Cielo nocturno nublado (Freepik)
Se suele decir que el “accesorio” más imprescindible para que una noche de observación astronómica visual o de astrofotografía resulte realmente exitosa es... un cielo claro. Y ciertamente, la visión de un objeto débil o la captación en fotos de un planeta o de los cráteres lunares va a tener una dependencia enorme no sólo con las capacidades y calidad del equipo que empleemos sino con las condiciones atmosféricas y del entorno que nos encontremos durante las horas que le dediquemos a nuestra actividad astronómica en cada noche.
Tres son los principales parámetros a tener en cuenta:
1. Condiciones meteorológicas: principalmente nubosidad y/o aerosoles de partículas sólidas, humedad del aire, temperatura y viento.

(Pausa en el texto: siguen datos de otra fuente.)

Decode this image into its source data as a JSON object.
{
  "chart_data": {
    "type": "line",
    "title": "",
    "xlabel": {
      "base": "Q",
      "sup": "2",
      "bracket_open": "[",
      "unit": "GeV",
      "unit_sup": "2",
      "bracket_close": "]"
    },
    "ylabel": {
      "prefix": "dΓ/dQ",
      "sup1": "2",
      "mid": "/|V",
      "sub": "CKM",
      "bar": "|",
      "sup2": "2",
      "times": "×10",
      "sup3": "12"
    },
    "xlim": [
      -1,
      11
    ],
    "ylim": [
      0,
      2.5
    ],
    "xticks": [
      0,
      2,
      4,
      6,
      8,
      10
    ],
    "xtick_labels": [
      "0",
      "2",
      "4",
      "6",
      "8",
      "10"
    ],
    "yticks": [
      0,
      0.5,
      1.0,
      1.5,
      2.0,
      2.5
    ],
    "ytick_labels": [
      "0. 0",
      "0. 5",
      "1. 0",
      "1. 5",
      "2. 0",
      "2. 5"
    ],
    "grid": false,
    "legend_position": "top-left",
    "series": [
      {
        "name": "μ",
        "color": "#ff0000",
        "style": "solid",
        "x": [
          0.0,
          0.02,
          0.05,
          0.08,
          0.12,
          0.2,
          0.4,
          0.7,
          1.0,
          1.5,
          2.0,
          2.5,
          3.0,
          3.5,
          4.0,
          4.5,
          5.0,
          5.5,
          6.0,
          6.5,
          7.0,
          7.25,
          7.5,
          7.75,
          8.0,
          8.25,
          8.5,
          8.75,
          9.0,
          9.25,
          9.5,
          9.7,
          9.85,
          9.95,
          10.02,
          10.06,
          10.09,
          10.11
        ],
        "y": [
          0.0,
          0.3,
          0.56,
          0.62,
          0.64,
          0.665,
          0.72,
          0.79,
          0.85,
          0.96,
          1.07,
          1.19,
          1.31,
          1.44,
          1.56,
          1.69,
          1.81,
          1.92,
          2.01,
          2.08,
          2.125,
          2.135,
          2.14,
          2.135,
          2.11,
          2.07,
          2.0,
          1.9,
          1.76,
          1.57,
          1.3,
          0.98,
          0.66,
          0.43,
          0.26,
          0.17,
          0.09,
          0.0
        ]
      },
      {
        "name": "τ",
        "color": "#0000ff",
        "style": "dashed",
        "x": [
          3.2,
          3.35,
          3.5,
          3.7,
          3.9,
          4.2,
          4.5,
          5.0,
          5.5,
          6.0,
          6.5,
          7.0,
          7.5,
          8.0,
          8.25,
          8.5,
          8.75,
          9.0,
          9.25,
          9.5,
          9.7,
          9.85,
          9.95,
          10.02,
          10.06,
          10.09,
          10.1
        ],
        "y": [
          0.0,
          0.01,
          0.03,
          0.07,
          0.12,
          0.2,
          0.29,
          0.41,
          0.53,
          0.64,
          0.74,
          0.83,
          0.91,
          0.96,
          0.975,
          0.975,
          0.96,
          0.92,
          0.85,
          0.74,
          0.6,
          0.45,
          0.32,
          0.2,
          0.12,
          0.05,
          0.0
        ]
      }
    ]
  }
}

2. Turbulencia del aire, asociada casi siempre cuando la aplicamos a la visión por telescopio al parámetro denominado “Seeing” (en inglés, simplemente “visión” o “visibilidad”). Aunque parece un término muy amplio, normalmente se usa específicamente relativo a la turbulencia, y no a otras cualidades de la atmósfera como pudiera ser la transparencia.
3. Contaminación lumínica, por cercanía de fuentes luminosas artificiales que pueden eliminar el contraste de un cielo oscuro y por ello disminuir la visibilidad de los objetos celestes.